New entry in this series I love about explaining mathematics and engineering concepts without equations. This time we get to see the Nyquist-Shannon Sampling Theorem.
For those who don’t know it, the sampling theorem was formulated by Nyquist in 1928, and proven by Shannon in 1949, and is one of the cornerstones of digital signal processing.
The most well-known formulation of the theorem is that to be able to reconstruct a sampled signal, the sampling frequency must be greater than twice the bandwidth.
And now normally a mathematical spiel would follow to prove this. Which is precisely NOT the goal of this post, but quite the opposite.
Don’t get me wrong, I love equations. But if explaining something requires two pages of math, maybe your teacher didn’t fully understand it (and you risk forgetting it in a ‘snap’).
So, what’s all this mystique and endless articles about the “saaaampling theoreeeem” about? But, before we get to that, we need to start by remembering what a sampled signal is.
Sampled Signals
Let’s assume a “real” signal from the physical world, such as an audio signal or an electromagnetic one. In general, these “real” signals are variations in the measurement of a magnitude. With few (and contrived) exceptions, physical signals are always analog.
In this context, momentarily away from the blackboard and the math book, by “real” and analog we mean signals that are not continuous, not periodic, with infinite detail and even their fair share of noise. A real signal party, in short.
For example, the following is an audio signal captured with a microphone.

If I want to digitally store this “real” analog signal, it doesn’t fit. I would need infinite memory to store its infinite level of detail. So I have to simplify it somehow. And simplifying almost always means losing information.
The simplest and most intuitive way to digitize our “real” signal is to sample it, that is, take measurements at regular intervals and store them. This list of numbers is our digital signal.
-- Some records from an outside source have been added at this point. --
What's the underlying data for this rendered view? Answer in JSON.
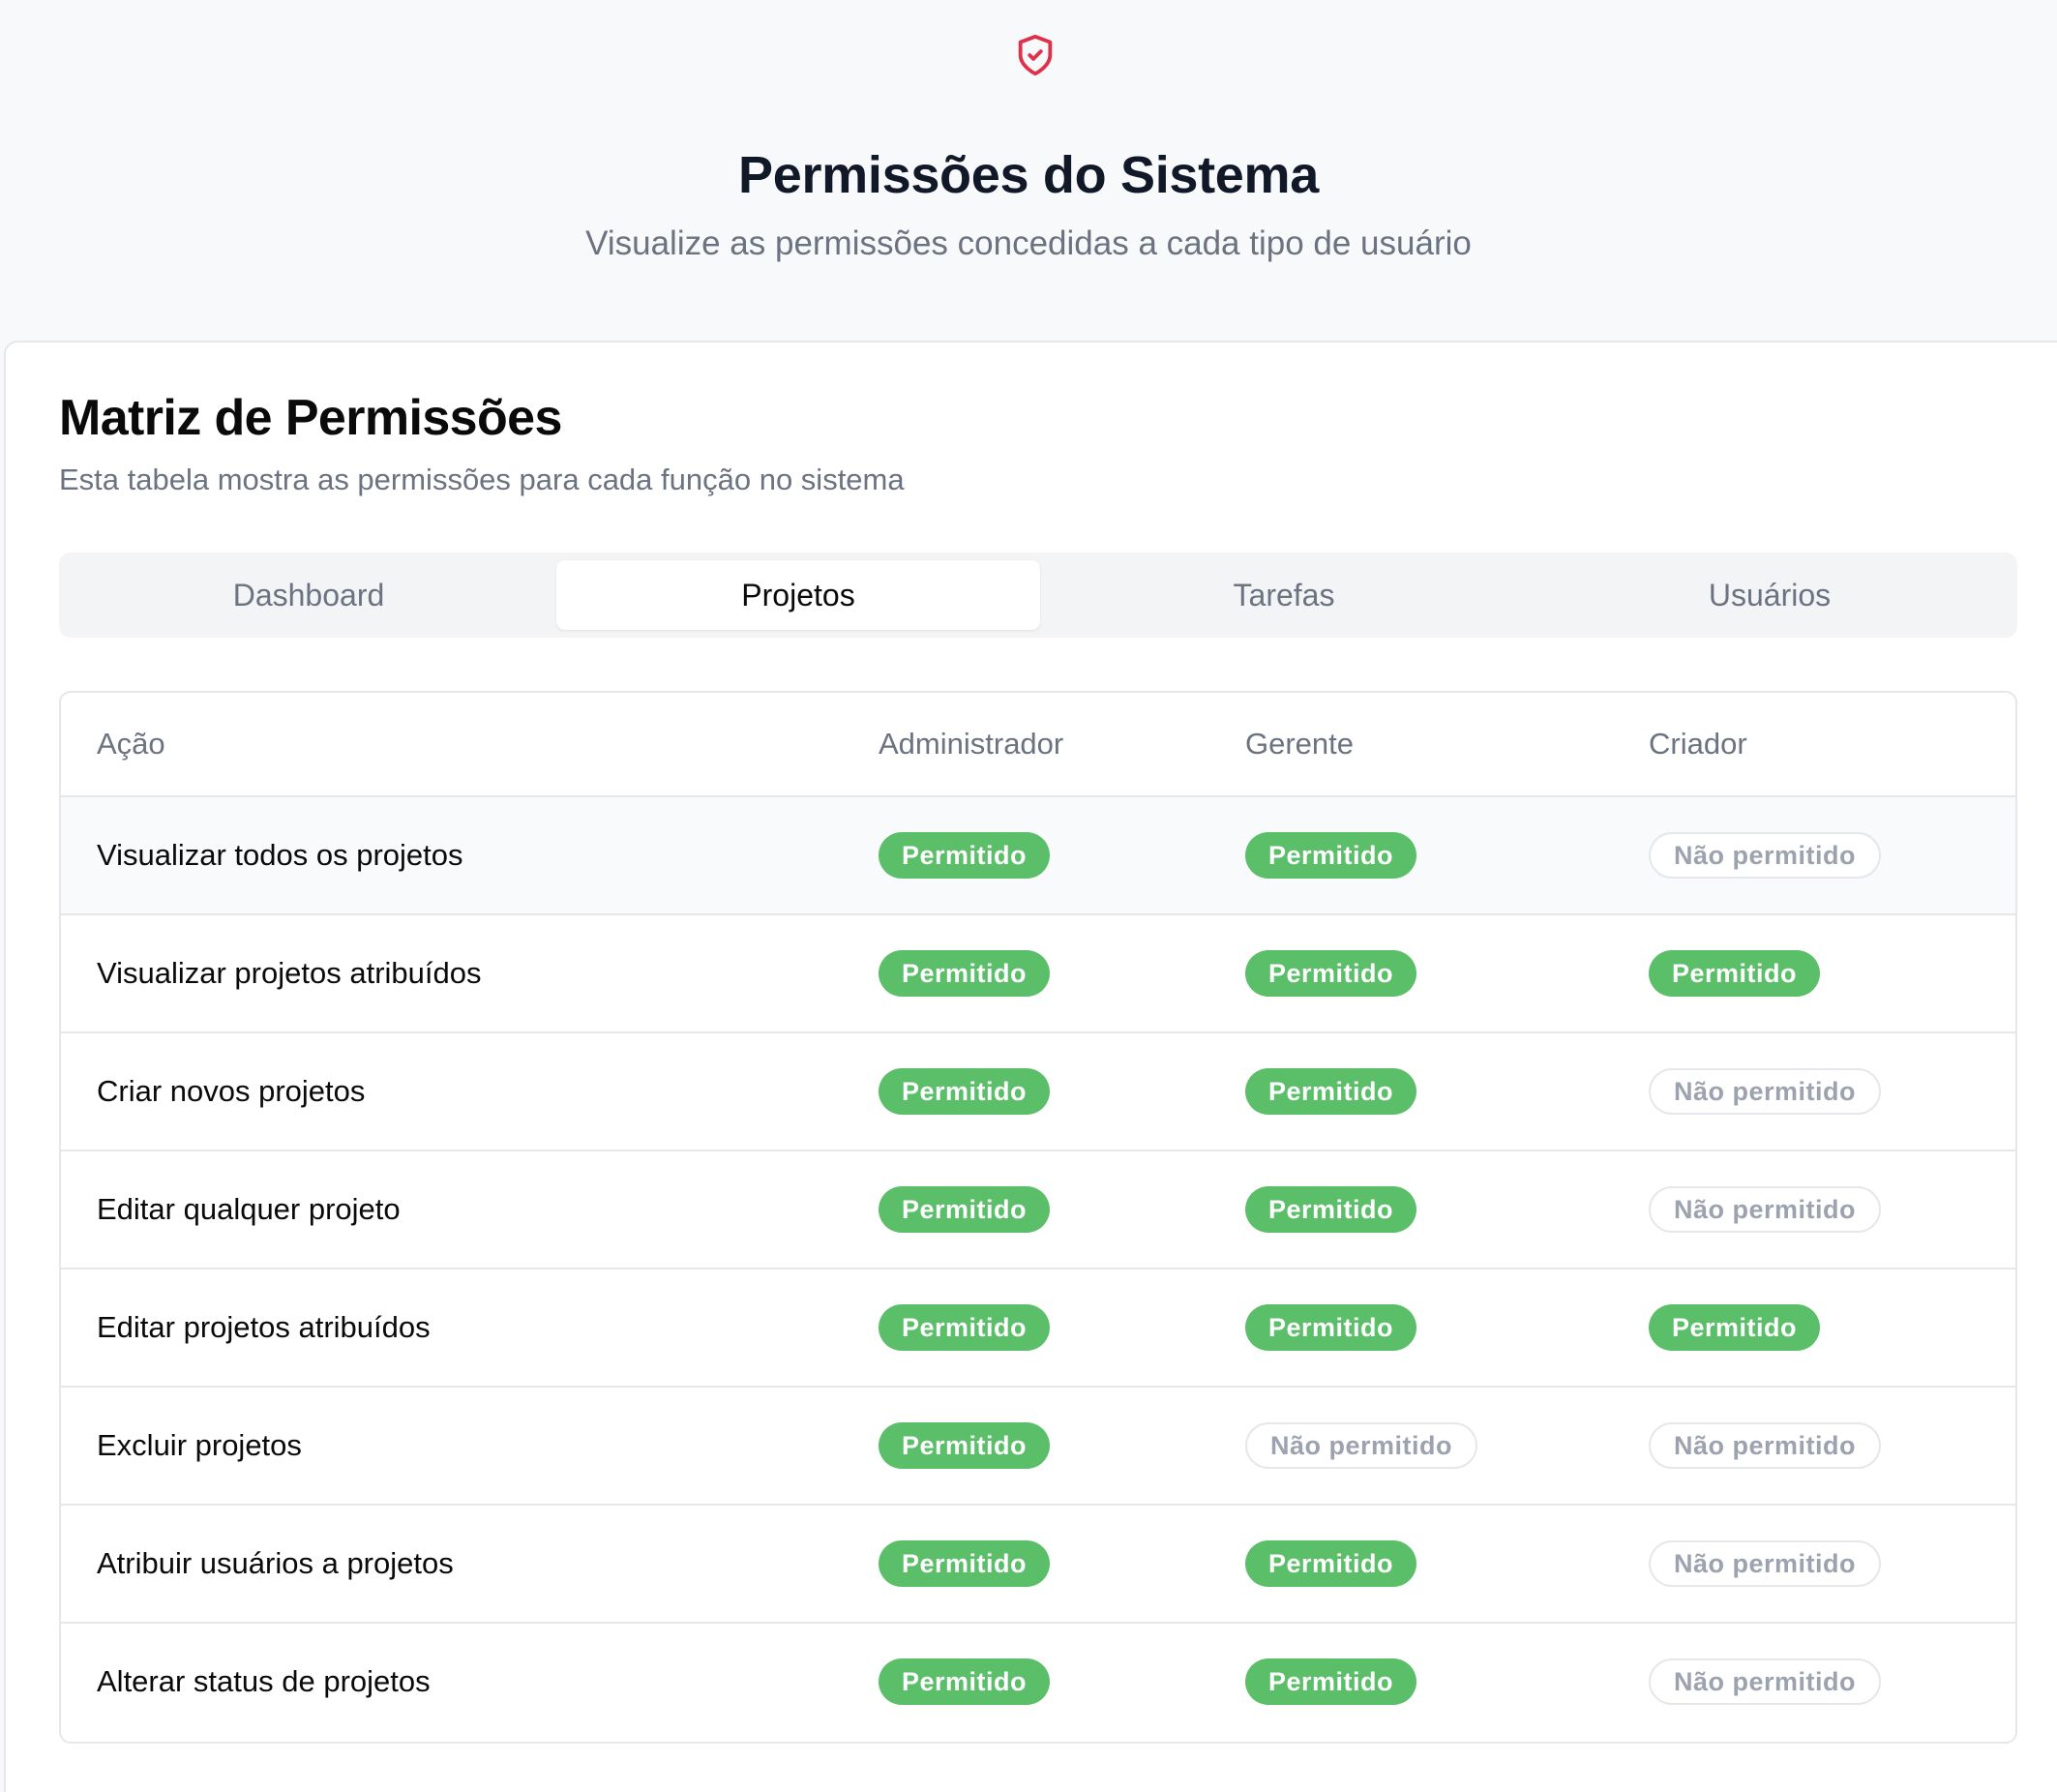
{
  "header": {
    "icon": "shield-check-icon",
    "icon_color": "#e0314b",
    "title": "Permissões do Sistema",
    "subtitle": "Visualize as permissões concedidas a cada tipo de usuário"
  },
  "card": {
    "title": "Matriz de Permissões",
    "subtitle": "Esta tabela mostra as permissões para cada função no sistema"
  },
  "tabs": [
    {
      "label": "Dashboard",
      "active": false
    },
    {
      "label": "Projetos",
      "active": true
    },
    {
      "label": "Tarefas",
      "active": false
    },
    {
      "label": "Usuários",
      "active": false
    }
  ],
  "table": {
    "columns": [
      "Ação",
      "Administrador",
      "Gerente",
      "Criador"
    ],
    "labels": {
      "allowed": "Permitido",
      "denied": "Não permitido"
    },
    "colors": {
      "allowed_bg": "#5bbf6a",
      "denied_border": "#e5e7eb"
    },
    "rows": [
      {
        "action": "Visualizar todos os projetos",
        "admin": "Permitido",
        "manager": "Permitido",
        "creator": "Não permitido"
      },
      {
        "action": "Visualizar projetos atribuídos",
        "admin": "Permitido",
        "manager": "Permitido",
        "creator": "Permitido"
      },
      {
        "action": "Criar novos projetos",
        "admin": "Permitido",
        "manager": "Permitido",
        "creator": "Não permitido"
      },
      {
        "action": "Editar qualquer projeto",
        "admin": "Permitido",
        "manager": "Permitido",
        "creator": "Não permitido"
      },
      {
        "action": "Editar projetos atribuídos",
        "admin": "Permitido",
        "manager": "Permitido",
        "creator": "Permitido"
      },
      {
        "action": "Excluir projetos",
        "admin": "Permitido",
        "manager": "Não permitido",
        "creator": "Não permitido"
      },
      {
        "action": "Atribuir usuários a projetos",
        "admin": "Permitido",
        "manager": "Permitido",
        "creator": "Não permitido"
      },
      {
        "action": "Alterar status de projetos",
        "admin": "Permitido",
        "manager": "Permitido",
        "creator": "Não permitido"
      }
    ]
  }
}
Then, if I have to reconstruct the analog signal from the data, I have various ways, like “playing connect the dots”, or more or less sophisticated interpolations, depending on how much I want to strain my brain and how much computing power I have.
An obvious characteristic of the sampling process is that the closer the points are, i.e., the higher my sampling frequency, the more details of the signal I will capture.

And conversely, if I space them further and further apart, I’ll end up with a potato of a digital signal, because if my sampling frequency is very small compared to the signal’s frequency, I lose a lot of information. Between two points there can be a peak, a smooth curve, 20 oscillations… a camel, an elephant, anything (which, on the other hand, may or may not interest me).

Well, this same thing worried Nyquist, Shannon (and others) 100 years ago, and that’s what the sampling theorem is about, how the spacing between points affects the quality of the sampled signal.
Signal Spectrum
Our “real” signal is continuous, infinitely detailed, and also made up. I’ll draw one, and you’ll draw a different one. So we won’t be able to draw many conclusions this way.
To draw relevant theoretical conclusions it is convenient to move to the frequency domain, that is, to look at the signal in an alternative representation as a summation of sinusoidal signals.
The frequency domain is something that seems hard to understand… but everyone easily understands the equalizer on the car radio. Well, it’s the same thing, considering the signal formed by waves of different frequencies, low, high…
To go from the time domain to the frequency domain we use the Fourier integral Transform. Specifically, we will use one of its versions such as the DFT (Discrete Fourier Transform) and the FFT algorithm (Fast Fourier Transform). But, for our explanation, it’s the same.
This transform allows us to treat (or see, or conceive) our signal in a different way, but without changing it (that’s why it’s a transform, not a Fourier change). Simply, instead of treating it as a function of the signal’s magnitude at each instant of time, now we treat it as a function that encodes the amplitude of its frequency components.
By moving our signal to the frequency domain, we obtain this function which we will call the spectrum of the function. If our “real” function was continuous, non-periodic, blah blah blah…, its spectrum will also be continuous, non-periodic, with noise, blah blah blah.
So what’s the point then? Why have we done all this? Because now, if we can know what happens to a sinusoidal signal of a certain frequency when we sample it, we can deduce what will happen to the “real” signal (or at least part of it) when we sample it.
Well, let’s go, let’s take our signal from the previous point and do a Fourier transform on it and we see… that I’ve tricked you. Actually, I generated it with the sum of four sine signals, with made-up frequencies and amplitudes.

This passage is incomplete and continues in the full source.